PASA LA VIDA

Juan Luis Pavón

Yeman de Nazaret

TIENE doce años y un verano repleto de vivencias insospechadas desde que llegó a Pilas en julio. Es Yeman, el niño palestino que vive en Nazaret y que, por su corta edad y su ubicación privilegiada en el escenario, como segundo violín de la Orquesta del Diván, llamó la atención a quienes acudieron a los memorables conciertos dirigidos magistralmente por el incansable Daniel Barenboim en el Teatro de la Maestranza con jóvenes intérpretes árabes, israelíes, andaluces y algunos refuerzos de otros lares. Yeman tiene durante dos meses la oportunidad de descubrir un mundo de libertad, igualdad y fraternidad, primero interiorizando el espíritu romántico de la música de Beethoven, Berlioz, Liszt y Wagner, y después conviviendo y viajando por una Europa que, pese a sus imperfecciones, es envidiable a los despabilados ojos de un niño que tanto odio y rencor ha visto en su tierra.

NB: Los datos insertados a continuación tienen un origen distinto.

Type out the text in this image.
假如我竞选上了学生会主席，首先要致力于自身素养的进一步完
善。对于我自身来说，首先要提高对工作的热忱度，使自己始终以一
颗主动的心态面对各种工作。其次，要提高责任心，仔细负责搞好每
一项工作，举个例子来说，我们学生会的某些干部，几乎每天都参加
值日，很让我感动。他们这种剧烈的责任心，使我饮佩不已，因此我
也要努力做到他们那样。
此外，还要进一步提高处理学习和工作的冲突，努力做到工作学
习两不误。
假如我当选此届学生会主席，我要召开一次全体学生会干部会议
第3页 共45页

Podríamos recrearnos en glosar las excelencias de la Orquesta del Diván, que cada año va a más como admirable realidad cultural forjada por la Fundación Barenboim-Said. Y pormenorizar la proeza que supone para esos jóvenes interpretar una ópera. Y extasiarnos con el recuerdo de la soprano Waltraud Meier como una Leonora de Sevilla para los anales de esta ciudad. Pero lo más importante es que un niño como Yeman reivindique que el violín es un arma cargada de futuro y lo haga a la vera de un director judío como Barenboim y de su hijo Misha, concertino de esta orquesta estival. Y que ambos toquen al unísono uno de los cantos más hermosos a la libertad: Fidelio.

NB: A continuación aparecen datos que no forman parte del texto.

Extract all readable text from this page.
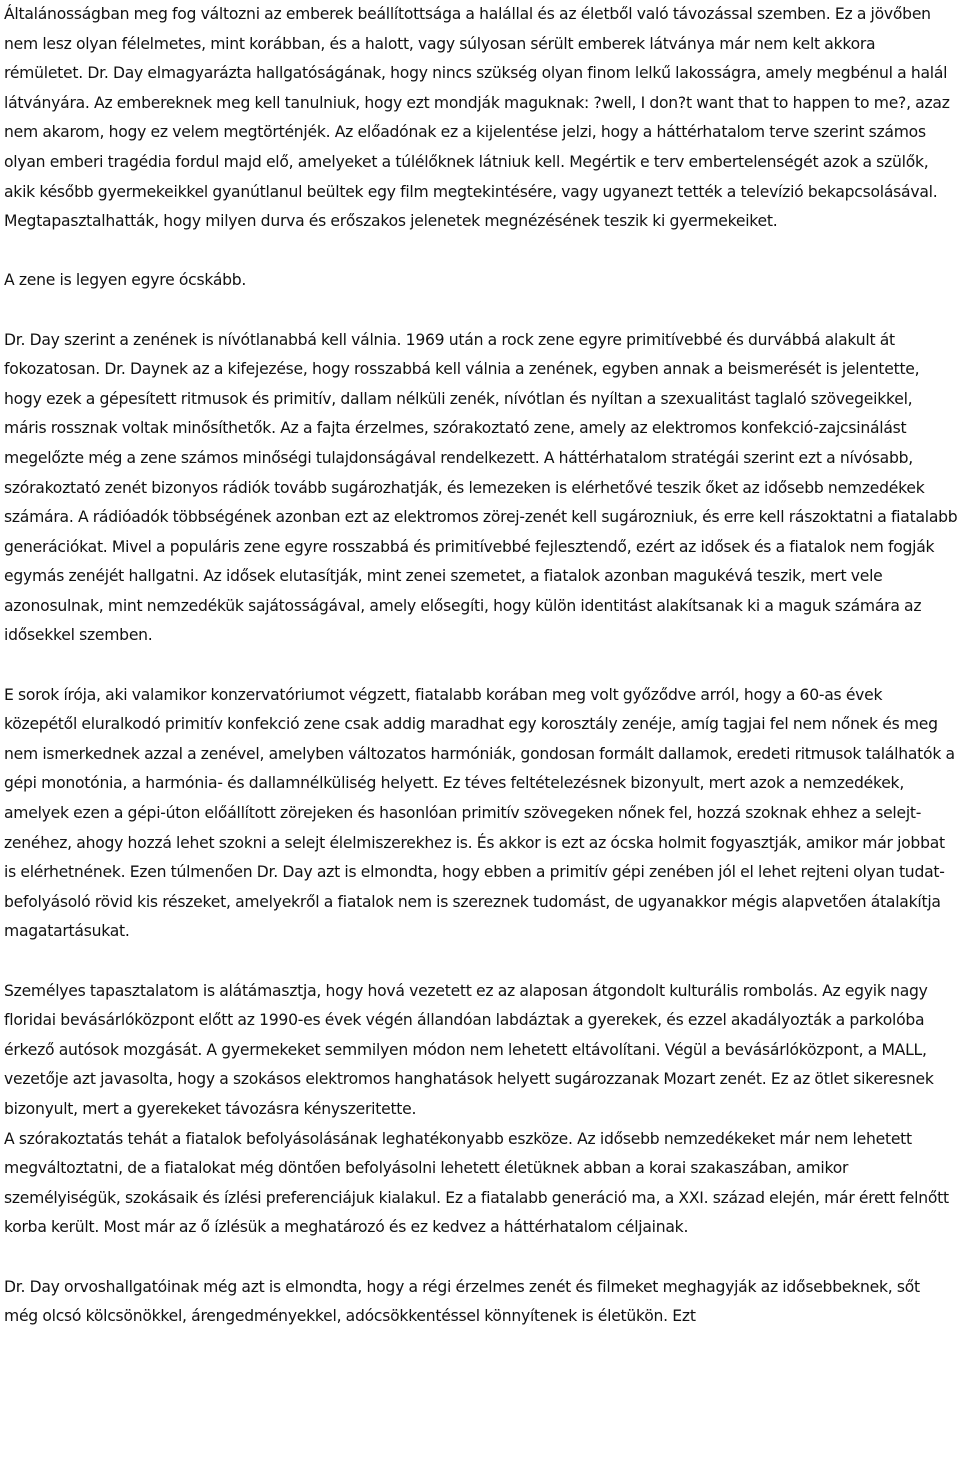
Általánosságban meg fog változni az emberek beállítottsága a halállal és az életből való távozással szemben. Ez a jövőben nem lesz olyan félelmetes, mint korábban, és a halott, vagy súlyosan sérült emberek látványa már nem kelt akkora rémületet. Dr. Day elmagyarázta hallgatóságának, hogy nincs szükség olyan finom lelkű lakosságra, amely megbénul a halál látványára. Az embereknek meg kell tanulniuk, hogy ezt mondják maguknak: ?well, I don?t want that to happen to me?, azaz nem akarom, hogy ez velem megtörténjék. Az előadónak ez a kijelentése jelzi, hogy a háttérhatalom terve szerint számos olyan emberi tragédia fordul majd elő, amelyeket a túlélőknek látniuk kell. Megértik e terv embertelenségét azok a szülők, akik később gyermekeikkel gyanútlanul beültek egy film megtekintésére, vagy ugyanezt tették a televízió bekapcsolásával. Megtapasztalhatták, hogy milyen durva és erőszakos jelenetek megnézésének teszik ki gyermekeiket.

A zene is legyen egyre ócskább.

Dr. Day szerint a zenének is nívótlanabbá kell válnia. 1969 után a rock zene egyre primitívebbé és durvábbá alakult át fokozatosan. Dr. Daynek az a kifejezése, hogy rosszabbá kell válnia a zenének, egyben annak a beismerését is jelentette, hogy ezek a gépesített ritmusok és primitív, dallam nélküli zenék, nívótlan és nyíltan a szexualitást taglaló szövegeikkel, máris rossznak voltak minősíthetők. Az a fajta érzelmes, szórakoztató zene, amely az elektromos konfekció-zajcsinálást megelőzte még a zene számos minőségi tulajdonságával rendelkezett. A háttérhatalom stratégái szerint ezt a nívósabb, szórakoztató zenét bizonyos rádiók tovább sugározhatják, és lemezeken is elérhetővé teszik őket az idősebb nemzedékek számára. A rádióadók többségének azonban ezt az elektromos zörej-zenét kell sugározniuk, és erre kell rászoktatni a fiatalabb generációkat. Mivel a populáris zene egyre rosszabbá és primitívebbé fejlesztendő, ezért az idősek és a fiatalok nem fogják egymás zenéjét hallgatni. Az idősek elutasítják, mint zenei szemetet, a fiatalok azonban magukévá teszik, mert vele azonosulnak, mint nemzedékük sajátosságával, amely elősegíti, hogy külön identitást alakítsanak ki a maguk számára az idősekkel szemben.

E sorok írója, aki valamikor konzervatóriumot végzett, fiatalabb korában meg volt győződve arról, hogy a 60-as évek közepétől eluralkodó primitív konfekció zene csak addig maradhat egy korosztály zenéje, amíg tagjai fel nem nőnek és meg nem ismerkednek azzal a zenével, amelyben változatos harmóniák, gondosan formált dallamok, eredeti ritmusok találhatók a gépi monotónia, a harmónia- és dallamnélküliség helyett. Ez téves feltételezésnek bizonyult, mert azok a nemzedékek, amelyek ezen a gépi-úton előállított zörejeken és hasonlóan primitív szövegeken nőnek fel, hozzá szoknak ehhez a selejt-zenéhez, ahogy hozzá lehet szokni a selejt élelmiszerekhez is. És akkor is ezt az ócska holmit fogyasztják, amikor már jobbat is elérhetnének. Ezen túlmenően Dr. Day azt is elmondta, hogy ebben a primitív gépi zenében jól el lehet rejteni olyan tudat-befolyásoló rövid kis részeket, amelyekről a fiatalok nem is szereznek tudomást, de ugyanakkor mégis alapvetően átalakítja magatartásukat.

Személyes tapasztalatom is alátámasztja, hogy hová vezetett ez az alaposan átgondolt kulturális rombolás. Az egyik nagy floridai bevásárlóközpont előtt az 1990-es évek végén állandóan labdáztak a gyerekek, és ezzel akadályozták a parkolóba érkező autósok mozgását. A gyermekeket semmilyen módon nem lehetett eltávolítani. Végül a bevásárlóközpont, a MALL, vezetője azt javasolta, hogy a szokásos elektromos hanghatások helyett sugározzanak Mozart zenét. Ez az ötlet sikeresnek bizonyult, mert a gyerekeket távozásra kényszeritette.

A szórakoztatás tehát a fiatalok befolyásolásának leghatékonyabb eszköze. Az idősebb nemzedékeket már nem lehetett megváltoztatni, de a fiatalokat még döntően befolyásolni lehetett életüknek abban a korai szakaszában, amikor személyiségük, szokásaik és ízlési preferenciájuk kialakul. Ez a fiatalabb generáció ma, a XXI. század elején, már érett felnőtt korba került. Most már az ő ízlésük a meghatározó és ez kedvez a háttérhatalom céljainak.

Dr. Day orvoshallgatóinak még azt is elmondta, hogy a régi érzelmes zenét és filmeket meghagyják az idősebbeknek, sőt még olcsó kölcsönökkel, árengedményekkel, adócsökkentéssel könnyítenek is életükön. Ezt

Cuando sean más y más los chavales como ellos en Jerusalén, en Ramala, en Belén, en Nablus o en Tel Aviv, las bombas serán desactivadas y triunfará Beethoven. Esa es la imagen que brillaba en los ojos de Marian Said, la viuda del intelectual palestino, cuando miraba a Yeman de Nazaret en el Maestranza mientras atronaban los vítores del público como valoración de un concierto.